The current revenue surplus allows the state to sidestep, at least for now, Stark’s question about whether California can escape its taxation straitjacket. Moreover, both Stark and Mitchell credit a pair of ballot measures pushed by a pragmatic Democratic governor for giving the state a cushion against future lean years.
When Jerry Brown, a pragmatic Democratic governor, began his second eight-year stint as governor, the state was still recovering from the 2008 Great Recession. Part of Brown’s legacy, Mitchell says, is his leadership in persuading voters to approve Proposition 30 in 2012, which temporarily raised sales taxes and income taxes on the wealthiest Californians, and Proposition 2 in 2014, which strengthened the state’s mechanism for building a “rainy-day fund” to provide a buffer against drastic service cuts during years when the economy sours. (The projected amount in the Budget Stabilization Account, as it is formally known, is almost $25 billion for the coming fiscal year, according to the state Legislative Analyst’s Office.)
Rainy days ahead
STARK AGREES THAT BROWN gave California some important breathing room but notes the governor did not change the basic tax structure that prompted Stark’s straitjacket comparison.

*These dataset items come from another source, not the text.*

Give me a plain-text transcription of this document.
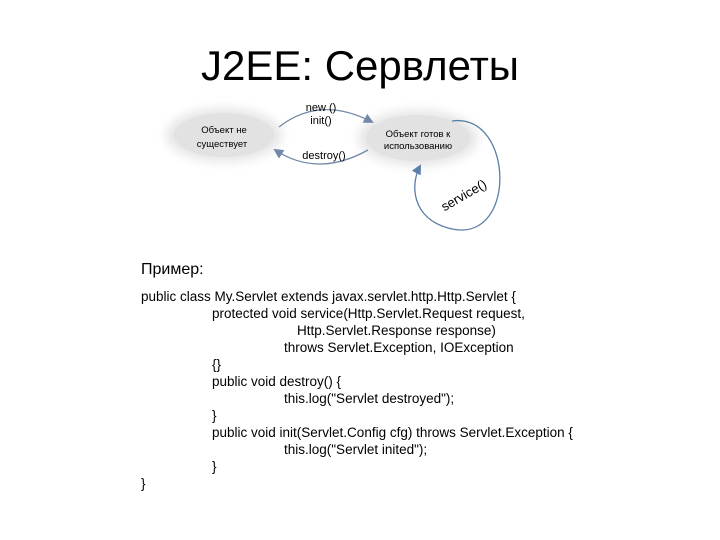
J2EE: Сервлеты
Объект не
существует
Объект готов к
использованию
new ()
init()
destroy()
service()
Пример:
public class My.Servlet extends javax.servlet.http.Http.Servlet {
protected void service(Http.Servlet.Request request,
Http.Servlet.Response response)
throws Servlet.Exception, IOException
{}
public void destroy() {
this.log("Servlet destroyed");
}
public void init(Servlet.Config cfg) throws Servlet.Exception {
this.log("Servlet inited");
}
}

“I do think the changes that Jerry Brown introduced were very significant,” Stark said. “I do think this general approach is a very viable solution.” But, he added, the rainy-day fund has yet to stand the test of time. Will there always be enough money for emergencies?
The state still has few options for increasing tax revenues should the need arise, he said, and some options, such as taxing medical services or groceries, are politically unpalatable.
“The people of California have demanded a very volatile tax system,” Stark said. “We got the tax system we deserve.”